Maria Almasri

Personal information
- Date of birth: 14 March 2004 (age 22)
- Place of birth: Israel
- Position: Forward

Youth career
- 2015–2017: Orthodox Jaffa
- 2017–2018: Hapoel Petah Tikva
- 2018–2019: Girls Football Academy
- 2019–2020: Hapoel Petah Tikva

Senior career*
- Years: Team / Apps / (Gls)
- 2020–2022: Maccabi Kishronot Hadera / 29 / (10)
- 2022–2023: Grenoble Foot 38
- 2023–2024: ASA Tel Aviv University / 23 / (7)
- 2024–2025: 1. FFC Turbine Potsdam / 2 / (2)
- 2025–2026: SC Sand / 14 / (0)

International career^{‡}
- 2019–2022: Israel U17
- 2022: Israel U19
- 2022–: Israel / 17 / (1)

= Maria Almasri =

Israeli footballer (born 2004)

Maria Almasri (מריה אלמסרי, ماريا المصري; born 14 March 2004) is an Israeli professional footballer who plays as a striker for Israeli national team.

==Club career==
Almasri played for Orthodox Jaffa, Hapoel Petah Tikva and The Girls' Soccer Academy of Wingate Institute in youth level.
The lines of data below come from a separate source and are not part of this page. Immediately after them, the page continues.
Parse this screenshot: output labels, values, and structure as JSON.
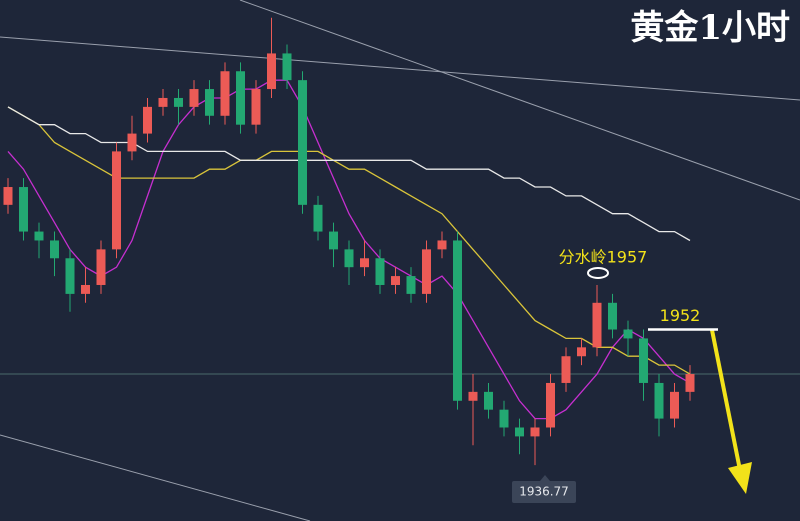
{
  "chart_data": {
    "type": "candlestick",
    "title": "黄金1小时",
    "open": [
      1966,
      1968,
      1963,
      1962,
      1960,
      1956,
      1957,
      1961,
      1972,
      1974,
      1977,
      1978,
      1977,
      1979,
      1976,
      1981,
      1975,
      1979,
      1983,
      1980,
      1966,
      1963,
      1961,
      1959,
      1960,
      1957,
      1958,
      1956,
      1961,
      1962,
      1944,
      1945,
      1943,
      1941,
      1940,
      1941,
      1946,
      1949,
      1950,
      1955,
      1952,
      1951,
      1946,
      1942,
      1945
    ],
    "high": [
      1969,
      1969,
      1964,
      1963,
      1961,
      1959,
      1962,
      1973,
      1976,
      1978,
      1979,
      1979,
      1980,
      1980,
      1982,
      1982,
      1980,
      1987,
      1984,
      1981,
      1967,
      1964,
      1962,
      1962,
      1961,
      1959,
      1959,
      1962,
      1963,
      1963,
      1947,
      1946,
      1944,
      1942,
      1942,
      1947,
      1950,
      1951,
      1957,
      1956,
      1953,
      1952,
      1947,
      1946,
      1948
    ],
    "low": [
      1965,
      1962,
      1960,
      1958,
      1954,
      1955,
      1956,
      1960,
      1971,
      1973,
      1976,
      1975,
      1976,
      1975,
      1975,
      1974,
      1974,
      1978,
      1979,
      1965,
      1962,
      1959,
      1957,
      1958,
      1956,
      1956,
      1955,
      1955,
      1960,
      1943,
      1939,
      1942,
      1940,
      1938,
      1936.77,
      1940,
      1945,
      1948,
      1949,
      1951,
      1949,
      1944,
      1940,
      1941,
      1944
    ],
    "close": [
      1968,
      1963,
      1962,
      1960,
      1956,
      1957,
      1961,
      1972,
      1974,
      1977,
      1978,
      1977,
      1979,
      1976,
      1981,
      1975,
      1979,
      1983,
      1980,
      1966,
      1963,
      1961,
      1959,
      1960,
      1957,
      1958,
      1956,
      1961,
      1962,
      1944,
      1945,
      1943,
      1941,
      1940,
      1941,
      1946,
      1949,
      1950,
      1955,
      1952,
      1951,
      1946,
      1942,
      1945,
      1947
    ],
    "up_color": "#ec5b56",
    "down_color": "#23a872",
    "series": [
      {
        "color": "#c62fd0",
        "values": [
          1972,
          1970,
          1967,
          1964,
          1961,
          1959,
          1958,
          1959,
          1962,
          1967,
          1972,
          1975,
          1977,
          1978,
          1978,
          1979,
          1979,
          1980,
          1980,
          1977,
          1973,
          1969,
          1965,
          1962,
          1960,
          1959,
          1958,
          1957,
          1958,
          1956,
          1953,
          1950,
          1947,
          1944,
          1942,
          1942,
          1943,
          1945,
          1947,
          1950,
          1952,
          1951,
          1949,
          1947,
          1946
        ]
      },
      {
        "color": "#d9c43a",
        "values": [
          1977,
          1976,
          1975,
          1973,
          1972,
          1971,
          1970,
          1969,
          1969,
          1969,
          1969,
          1969,
          1969,
          1970,
          1970,
          1971,
          1971,
          1972,
          1972,
          1972,
          1972,
          1971,
          1970,
          1970,
          1969,
          1968,
          1967,
          1966,
          1965,
          1963,
          1961,
          1959,
          1957,
          1955,
          1953,
          1952,
          1951,
          1951,
          1950,
          1950,
          1949,
          1949,
          1948,
          1948,
          1947
        ]
      },
      {
        "color": "#e8e8e8",
        "values": [
          1977,
          1976,
          1975,
          1975,
          1974,
          1974,
          1973,
          1973,
          1973,
          1972,
          1972,
          1972,
          1972,
          1972,
          1972,
          1971,
          1971,
          1971,
          1971,
          1971,
          1971,
          1971,
          1971,
          1971,
          1971,
          1971,
          1971,
          1970,
          1970,
          1970,
          1970,
          1970,
          1969,
          1969,
          1968,
          1968,
          1967,
          1967,
          1966,
          1965,
          1965,
          1964,
          1963,
          1963,
          1962
        ]
      }
    ],
    "annotations": [
      {
        "label": "分水岭1957",
        "value": 1957
      },
      {
        "label": "1952",
        "value": 1952
      },
      {
        "label": "1936.77",
        "value": 1936.77
      }
    ],
    "ylim": [
      1930.5,
      1989
    ]
  }
}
She started her senior career at Maccabi Kishronot Hadera in 2020. In summer 2022, she signed for French club Grenoble Foot 38. In January 2023, she returned to Israel to play for ASA Tel Aviv University. In January 2024, she joined German side Turbine Potsdam. In May 2025, following the club's relegation to the 2. Frauen-Bundesliga, Almasri was released along with fellow Israelis Irena Kuznetsov, Noa Selimhodzic, and Shahar Nakav. Four months later, in Ssptember 2025, Almasri joined 2. Frauen-Bundesliga club SC Sand.

==International career==
Almasri made her debut for the Israeli national team on 1 September 2022 in a 2–0 victory over Bulgaria during the 2023 World Cup qualification. On 2 December 2023, she scored her first international goal in a 6–1 victory over Armenia during the UEFA Nations League.